Eine handvoll Befehle

Wie gesagt läßt sich mit einigen wenigen Assemblerbefehlen bereits eine Menge (im Prinzip alles, nur nicht immer sehr elegant) anfangen. Da der Befehlssatz des 8088 zu komplex für eine komplette Betrachtung an dieser Stelle ist, beschränken wir uns auf folgende oft benötigte Befehle: MOV, CMP, JMP, JZ, ADD, SUB, IN, OUT, INT, CALL, RET. Die Wirkungsweise dieser (und anderer) Befehle läßt sich dank der Registeranzeige gut mit DEBUG erforschen. Viele Befehle erlauben nur bestimmte Adressierungsarten oder sind nicht auf alle Register anwendbar. Hier heißt es studieren oder probieren!

MOV Ziel,Quelle
Der vielseitigste und meist genutzte Assemblerbefehl ist sicherlich der MOV-Befehl (move). Er überträgt ein Datenwort z.B. aus dem Speicher in ein Register oder aus einem Register in ein anderes. Zudem unterstützt dieser Befehl verschiedene Adressierungsarten für Speicherzugriffe.

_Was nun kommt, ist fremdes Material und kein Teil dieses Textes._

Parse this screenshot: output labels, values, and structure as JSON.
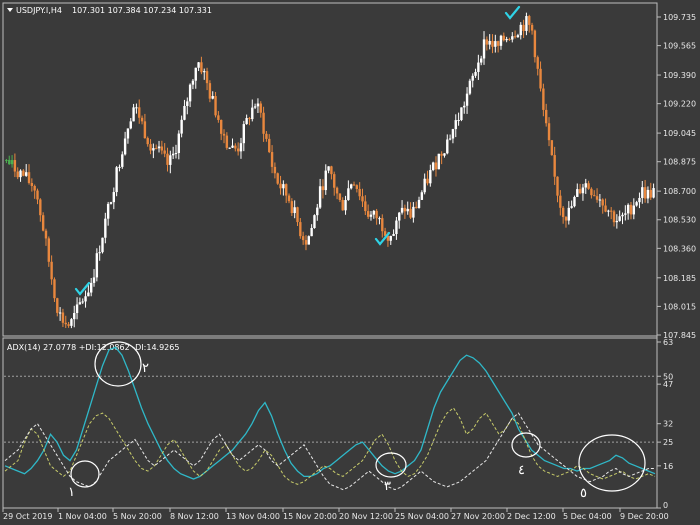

Hierzu eine Auswahl an Beispielen:
    mov al,2      Lädt das Register al mit dem Wert 2
    mov al,[2]    Lädt al mit dem Byte-Wert, der an der
                  Speicherstelle 2 im Datensegment steht
    mov ax,bx     Kopiert bx nach ax
    mov al,[bx]   Lädt al mit dem Byte-Wert, der an der Speicherstelle
                  bx im Datensegment steht (indirekte Adressierung)
    mov cl,[si+3] Lädt cl mit dem Byte-Wert, der an der Speicherstelle
                  si+3 im Datensegment steht (indirekte indizierte Adr.)
    mov [7],dh    Speichert dh an der Speicherstelle 7 im Datensegment
Diese Beispiele wickeln den Datenaustausch mit dem Speicher nur über die 8-Bit-"Halbregister" ab, wodurch genau 1 Byte im Speicher angesprochen wird. Es sind aber auch 16-Bit-Speicherzugriffe möglich. Dabei ist es oft hilfreich zu wissen, daß gemäß Intel-Konvention an der angegebenen Speicherstelle das niederwertige Byte (Lowbyte) und an der darauffolgenden Speicherstelle das höherwertige Byte (Highbyte) angesiedelt ist.
Wer sich mit DEBUG einmal den Maschinencode für obige Varianten des MOV-Befehls ansieht, kann feststellen, daß wir es hier eigentlich mit verschiedenen Maschinenbefehlen zu tun haben:
    B002      MOV   AL,02
    A00200    MOV   AL,[0002]
    89D8      MOV   AX,BX
    8A07      MOV   AL,[BX]
    8A4C03    MOV   CL,[SI+03]
    88360700  MOV   [0007],DH
Besonders effizient codiert wurden die ersten beiden Zeilen: Die Befehlscodes (OP-Codes) bestehen dort aus einem einzigen Byte (B0 bzw. A0), gefolgt von einem bzw. zwei Bytes für den zweiten Parameter. Man sieht auch, daß die 16-Bit-Konstante 0002 im Format Lowbyte/Highbyte gespeichert ist.
Die anderen vier - etwas weniger gebräuchlichen - Varianten benötigen jeweils 2 Bytes für den OP-Code und bis zu zwei weitere Bytes für Konstanten.

CMP Operand1,Operand2
Wie erwähnt, dient der Befehl CMP dem Vergleich zweier (gleichberechtigter) Operanden. Intern führt der Prozessor dazu eine Subtraktion durch und setzt das Zero-Flag, falls das Ergebnis null ist.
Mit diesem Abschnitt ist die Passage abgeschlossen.